QuikBot, for now, has simply two supply robots and a wise locker. Collectively, they type an ecosystem that automates last-mile supply in city environments. Items are saved in sensible lockers, which sit atop a long-distance autonomous robotic known as the “QuickFox.” Packing containers are then transferred onto the QuikCat, a smaller supply robotic that may journey shorter distances to drop off items at their ultimate vacation spot. Prospects will get a textual content message with a one-time password, which they will use to open the field and acquire their parcels.

However Ng says QuikBot isn’t actually a robotics firm. “We don’t just sell robots. Our job is to help automate buildings,” he explains. “We connect the robot with the building so it can move freely within the space, and then whatever the company wants the robot to do, we can program it to help them with it.”

QuikBot is a part of a handful of startups exploring find out how to make robots work for last-mile supply. U.S.-based Serve Robotics is creating small autos for meals supply, and has signed agreements with each Uber and DoorDash.

The way forward for supply

In July, QuikBot introduced a partnership with international courier FedEx to roll out autonomous final-mile supply providers in Singapore.

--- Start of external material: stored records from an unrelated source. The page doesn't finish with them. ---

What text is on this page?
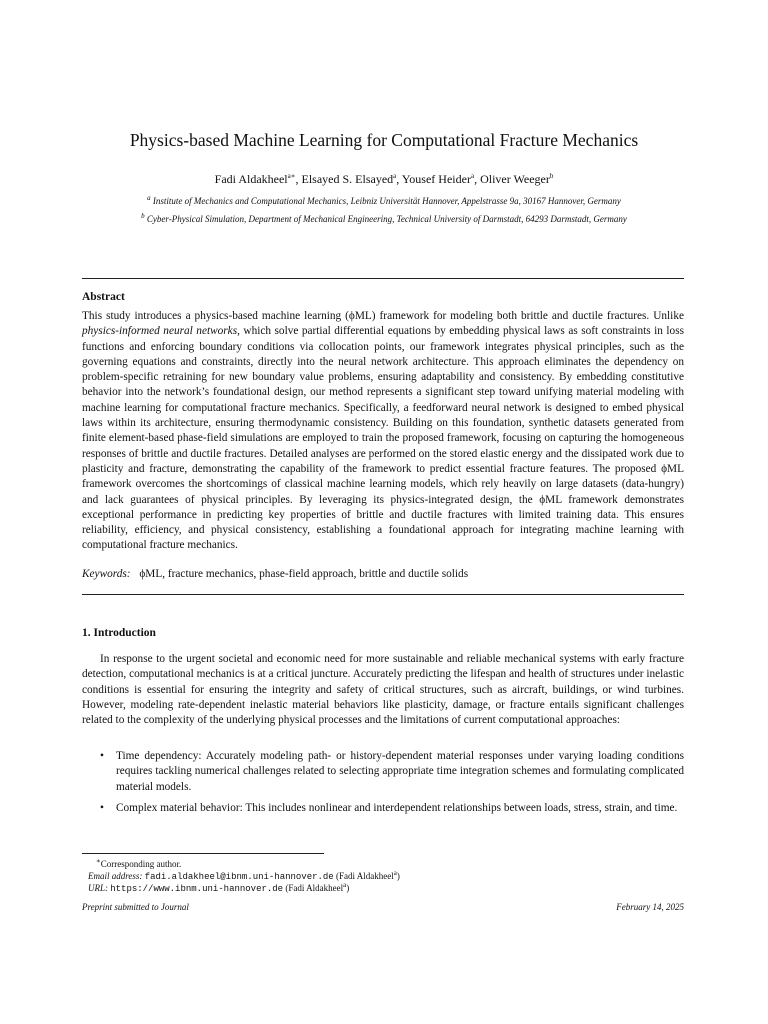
Physics-based Machine Learning for Computational Fracture Mechanics
Fadi Aldakheel$^{a∗}$, Elsayed S. Elsayed$^a$, Yousef Heider$^a$, Oliver Weeger$^b$
$^a$ Institute of Mechanics and Computational Mechanics, Leibniz Universität Hannover, Appelstrasse 9a, 30167 Hannover, Germany
$^b$ Cyber-Physical Simulation, Department of Mechanical Engineering, Technical University of Darmstadt, 64293 Darmstadt, Germany
Abstract
This study introduces a physics-based machine learning (ϕML) framework for modeling both brittle and ductile fractures. Unlike physics-informed neural networks, which solve partial differential equations by embedding physical laws as soft constraints in loss functions and enforcing boundary conditions via collocation points, our framework integrates physical principles, such as the governing equations and constraints, directly into the neural network architecture. This approach eliminates the dependency on problem-specific retraining for new boundary value problems, ensuring adaptability and consistency. By embedding constitutive behavior into the network’s foundational design, our method represents a significant step toward unifying material modeling with machine learning for computational fracture mechanics. Specifically, a feedforward neural network is designed to embed physical laws within its architecture, ensuring thermodynamic consistency. Building on this foundation, synthetic datasets generated from finite element-based phase-field simulations are employed to train the proposed framework, focusing on capturing the homogeneous responses of brittle and ductile fractures. Detailed analyses are performed on the stored elastic energy and the dissipated work due to plasticity and fracture, demonstrating the capability of the framework to predict essential fracture features. The proposed ϕML framework overcomes the shortcomings of classical machine learning models, which rely heavily on large datasets (data-hungry) and lack guarantees of physical principles. By leveraging its physics-integrated design, the ϕML framework demonstrates exceptional performance in predicting key properties of brittle and ductile fractures with limited training data. This ensures reliability, efficiency, and physical consistency, establishing a foundational approach for integrating machine learning with computational fracture mechanics.
Keywords: ϕML, fracture mechanics, phase-field approach, brittle and ductile solids
1. Introduction
In response to the urgent societal and economic need for more sustainable and reliable mechanical systems with early fracture detection, computational mechanics is at a critical juncture. Accurately predicting the lifespan and health of structures under inelastic conditions is essential for ensuring the integrity and safety of critical structures, such as aircraft, buildings, or wind turbines. However, modeling rate-dependent inelastic material behaviors like plasticity, damage, or fracture entails significant challenges related to the complexity of the underlying physical processes and the limitations of current computational approaches:
• Time dependency: Accurately modeling path- or history-dependent material responses under varying loading conditions requires tackling numerical challenges related to selecting appropriate time integration schemes and formulating complicated material models.
• Complex material behavior: This includes nonlinear and interdependent relationships between loads, stress, strain, and time.
∗Corresponding author.
Email address: fadi.aldakheel@ibnm.uni-hannover.de (Fadi Aldakheel$^a$)
URL: https://www.ibnm.uni-hannover.de (Fadi Aldakheel$^a$)
Preprint submitted to Journal	February 14, 2025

The 2 corporations beforehand ran a profitable pilot in two enterprise districts: South Seashore Tower and Mapletree Enterprise Metropolis.

AI-enabled robots may also help supply companies like FedEx scale back their fleet dimension and scale back carbon emissions, Ng says, claiming that QuikBot can result in deliveries which can be 30% sooner with 20% much less emissions.

In 2026, the corporate might be showcasing their tech on the Singapore Airshow—one among Asia’s largest aerospace and protection exhibitions—for the primary time.

Apart from fulfilling e-commerce deliveries, Ng hopes that his tech might be deployed in numerous areas, reminiscent of in hangars the place aircrafts are saved and maintained.

Aerospace workspaces are sometimes massive in dimension, he explains, and technicians could thus must traverse lengthy distances to acquire instruments and spare components whereas working to repairs planes. 

“Our robots help to reduce unnecessary workload, by shortening the distance people have to walk,” Ng says. “Robotic delivery can replace a lot of menial and repetitive work.”

Courtesy of QuikBot Applied sciences

QuikBot has begun scaling globally, and are presently increasing operations to Japan and the UAE. The corporate additionally hopes to enter different cities within the Asia-Pacific area, together with Hong Kong, Sydney, Melbourne, Incheon and Seoul, Ng says.

Wanting ahead, the corporate additionally desires to automate different legs of supply, Ng provides. “Our next step is medium-mile delivery, which can be done with autonomous vehicles.”

Ng, finally, hopes to faucet the general public markets. “Hopefully we make it work, and get ourselves listed in NASDAQ or the Hong Kong Stock Exchange by 2030, and become a unicorn.”